Once the draft agreement was admitted into evidence to prove the content of the lost "piece of paper," Fly's case was doomed. The draft agreement included a number of provisions fatal to Fly's case, including:

  • A grant of rights in which Fly “irrevocably grants . . . any and all rights of ownership or any other rights in and to the Master and the underlying composition (the “Composition”) throughout the Universe in perpetuity";
  • Fly's acknowledgement "that [he] has no ownership or other rights in and to the Master and the Composition and to the extent [Fly] has any rights he hereby assigns those rights, including any moral rights and copyright rights . . . throughout the universe and in perpetuity"; and
  • Fly's waiver of “any and all payment of mechanical royalties due to composer for or in connection with the Composition and the Master."

In short, the unambiguous terms of the draft agreement supported Fat Joe's position that Fly had given up any claim to ownership or future income from "All the Way Up." And while the agreement did not state the specific amount that Fly would be paid, the agreement stated that the Fly was granting rights in exchange for “valuable consideration” that was the “full and complete consideration for all of [Fly's] services ... (including any and all songwriting fees due)," and it was undisputed that Fly received the $5,000 check upon signing the agreement at the IHOP. 

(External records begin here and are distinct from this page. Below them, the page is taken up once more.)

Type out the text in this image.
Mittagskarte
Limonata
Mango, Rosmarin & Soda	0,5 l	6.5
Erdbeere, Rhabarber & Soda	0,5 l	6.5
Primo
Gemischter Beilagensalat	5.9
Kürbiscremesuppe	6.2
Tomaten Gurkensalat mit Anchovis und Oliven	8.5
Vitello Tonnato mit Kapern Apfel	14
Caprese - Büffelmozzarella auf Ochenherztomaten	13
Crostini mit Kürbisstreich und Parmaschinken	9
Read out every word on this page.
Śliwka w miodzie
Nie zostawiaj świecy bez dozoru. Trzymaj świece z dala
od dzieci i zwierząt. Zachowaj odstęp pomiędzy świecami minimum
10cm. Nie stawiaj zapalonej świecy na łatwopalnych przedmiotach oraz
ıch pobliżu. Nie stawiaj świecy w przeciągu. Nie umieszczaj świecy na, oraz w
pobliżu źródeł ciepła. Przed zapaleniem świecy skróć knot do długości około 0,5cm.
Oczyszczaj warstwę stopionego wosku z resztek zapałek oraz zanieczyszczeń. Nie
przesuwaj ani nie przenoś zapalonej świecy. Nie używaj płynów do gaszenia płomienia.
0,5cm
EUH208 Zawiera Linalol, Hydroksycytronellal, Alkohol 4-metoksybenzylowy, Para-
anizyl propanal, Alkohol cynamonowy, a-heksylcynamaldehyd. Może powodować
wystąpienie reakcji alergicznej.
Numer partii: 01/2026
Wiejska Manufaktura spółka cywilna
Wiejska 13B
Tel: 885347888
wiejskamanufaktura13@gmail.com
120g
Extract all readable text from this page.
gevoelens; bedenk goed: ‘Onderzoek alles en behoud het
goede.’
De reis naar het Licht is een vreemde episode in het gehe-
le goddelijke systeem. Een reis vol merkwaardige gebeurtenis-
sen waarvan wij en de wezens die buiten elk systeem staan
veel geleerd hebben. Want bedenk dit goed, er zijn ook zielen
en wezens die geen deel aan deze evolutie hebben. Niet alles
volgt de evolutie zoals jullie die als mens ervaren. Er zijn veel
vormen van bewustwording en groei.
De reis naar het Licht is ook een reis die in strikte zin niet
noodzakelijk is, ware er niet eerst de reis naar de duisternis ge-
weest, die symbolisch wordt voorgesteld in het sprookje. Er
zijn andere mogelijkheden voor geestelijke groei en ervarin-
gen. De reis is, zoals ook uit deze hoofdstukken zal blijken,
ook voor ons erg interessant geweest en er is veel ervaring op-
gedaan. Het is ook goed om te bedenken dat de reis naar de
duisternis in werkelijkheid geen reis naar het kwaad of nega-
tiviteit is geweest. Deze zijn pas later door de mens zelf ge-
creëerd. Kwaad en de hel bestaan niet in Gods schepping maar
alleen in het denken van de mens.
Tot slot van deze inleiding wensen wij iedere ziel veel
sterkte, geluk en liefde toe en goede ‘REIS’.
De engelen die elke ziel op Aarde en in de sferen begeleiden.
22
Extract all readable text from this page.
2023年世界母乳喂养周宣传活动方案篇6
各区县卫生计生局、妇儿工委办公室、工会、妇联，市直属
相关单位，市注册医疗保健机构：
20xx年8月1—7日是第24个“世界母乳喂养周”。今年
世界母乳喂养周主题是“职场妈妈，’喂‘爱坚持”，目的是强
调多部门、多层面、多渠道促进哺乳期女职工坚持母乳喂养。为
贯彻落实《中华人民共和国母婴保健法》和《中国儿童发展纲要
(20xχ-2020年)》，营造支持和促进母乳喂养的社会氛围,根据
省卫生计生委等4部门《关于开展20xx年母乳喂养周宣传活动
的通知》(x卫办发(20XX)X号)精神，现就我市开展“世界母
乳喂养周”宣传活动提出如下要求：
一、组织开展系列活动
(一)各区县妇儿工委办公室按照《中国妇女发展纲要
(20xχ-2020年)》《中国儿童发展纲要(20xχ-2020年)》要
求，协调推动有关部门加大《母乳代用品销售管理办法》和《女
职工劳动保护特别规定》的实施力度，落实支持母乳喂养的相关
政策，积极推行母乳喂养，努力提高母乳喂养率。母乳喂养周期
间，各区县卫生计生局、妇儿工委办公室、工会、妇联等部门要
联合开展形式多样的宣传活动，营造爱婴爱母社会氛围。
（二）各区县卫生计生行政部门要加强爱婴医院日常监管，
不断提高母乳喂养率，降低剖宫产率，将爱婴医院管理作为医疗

Finally, Fly made a number of other arguments as to why the draft agreement was not enforceable, all of which the court rejected. Two warrant mention.

  • First, the court rejected Fly's argument that the unsigned draft agreement was void under the Copyright Act's statute of frauds. It is true that § 204(a) provides that “a transfer of copyright ownership . . . is not valid unless an instrument of conveyance, or a note or memorandum of the transfer, is in writing and signed by the owner of the rights conveyed or such owner’s duly authorized agent.” However, Fly admitted that he had signed an agreement at the IHOP meeting; indeed, the fact that he had signed the "piece of paper" was "central to the Complaint and the allegations against defendants," including his claim for fraudulent inducement. "Given this undisputed fact, and the determination that the Draft Agreement is admissible as a duplicate of the original agreement and to prove its contents, the requirements of the statute of frauds are met." 
  • Second, the court rejected Fly's attempt to void the agreement on the grounds that he had been fraudulently induced to sign based on Fat Joe's assurances, allegedly given over the telephone and at the IHOP meeting, that Fly would be paid royalties on top of the initial $5,000 payment. The agreement included this standard merger clause: "This Agreement contains the entire understanding of the parties . . . relating to the subject matter [of the Agreement] and cannot be changed or terminated except by an instrument signed by the parties." The court held that the merger clause barred Fly's attempt to proffer evidence of a prior or contemporaneous oral agreement that “directly contradict[ed] an express provision of the written agreement.” Sometimes, boilerplate matters.

Summary judgment was granted to Fat Joe and the other defendants on all claims.

Elliott v. Cartagena, No. 19 Civ. 1998 (NRB), 2022 WL 44749 (S.D.N.Y. Jan. 5, 2022).